3. En deuxième lieu, les décisions attaquées comportent les considérations de droit et de fait qui en constituent le fondement. Elles sont, en conséquence, suffisamment motivées.

4. En troisième lieu, il ne ressort pas des pièces du dossier, et notamment pas de l'arrêté attaqué, que le préfet de la Seine-Saint-Denis n'aurait pas procédé à un examen sérieux de la situation personnelle de M. A B. Dès lors, le moyen tiré d'un tel manque d'examen doit être écarté.

5. En dernier lieu, aux termes de l'article 8 de la convention de sauvegarde des droits de l'homme et des libertés fondamentales : " 1. Toute personne a droit au respect de sa vie privée et familiale, de son domicile et de sa correspondance () ".

6. M. A B ne présente aucun élément de nature à établir que le préfet de la Seine-Saint-Denis a porté à son droit au respect de sa vie privée et familiale une atteinte disproportionnée aux buts en vue desquels la décision contestée a été prise.
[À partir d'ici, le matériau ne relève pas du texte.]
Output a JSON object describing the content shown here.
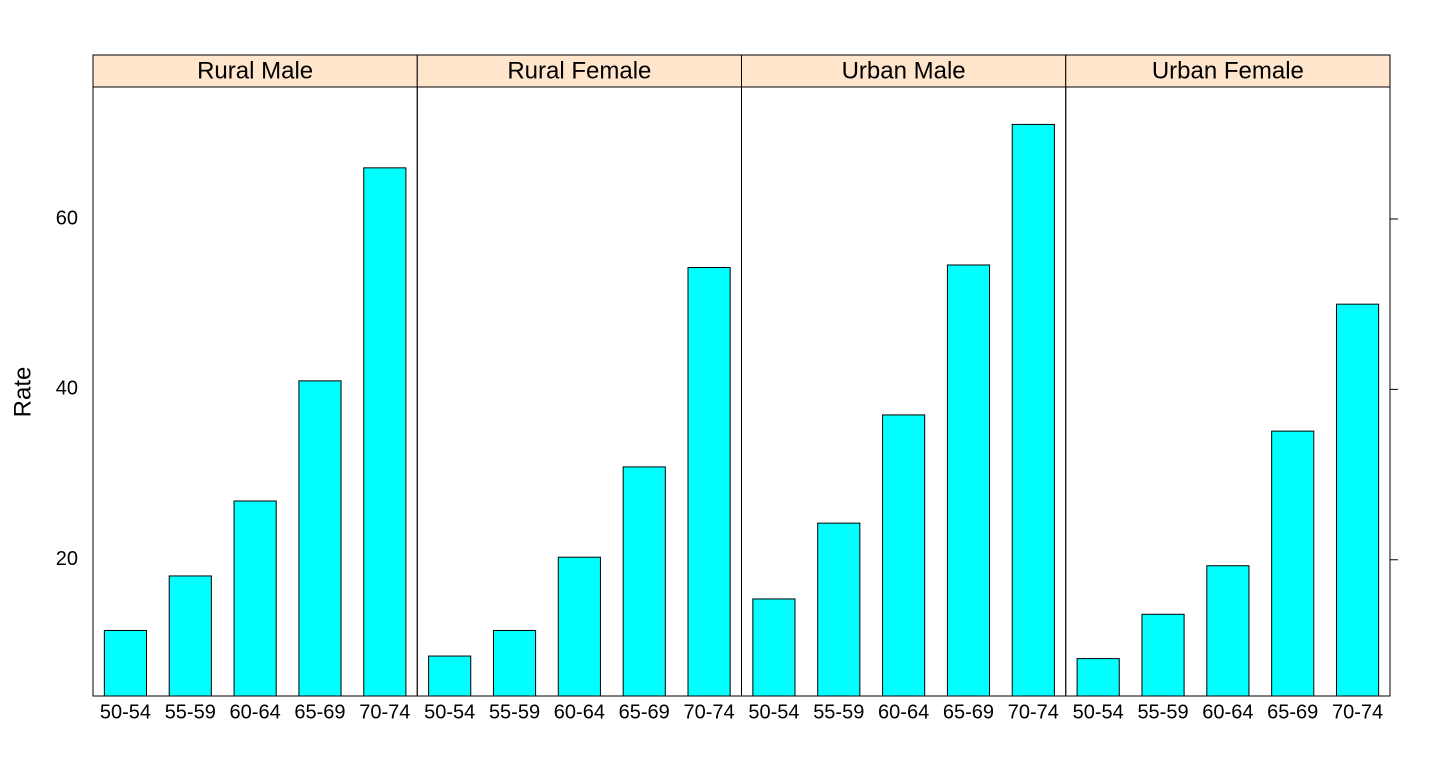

Le moyen tiré de la violation de l'article 8 de la convention de sauvegarde des droits de l'homme et des libertés fondamentales doit donc être rejeté. Pour les mêmes motifs, le moyen tiré de l'erreur manifeste d'appréciation doit être écarté.

7. Il résulte de ce qui précède que la requête de M. A B doit être rejetée en toutes ses conclusions.

D E C I D E

Article 1er : La requête de M. A B est rejetée.

Article 2 : Le présent jugement sera notifié à M. C A B et au préfet de la Seine-Saint-Denis.

Rendu public par mise à disposition au greffe le 7 juin 2024.

La magistrate désignée,

N. MARIK-DESCOINGSLa greffière,

D. PERMALNAICK

La République mande et ordonne au préfet de la Seine-Saint-Denis en ce qui le concerne ou à tous commissaires de justice à ce requis en ce qui concerne les voies de droit commun contre les parties privées, de pourvoir à l'exécution de la présente décision.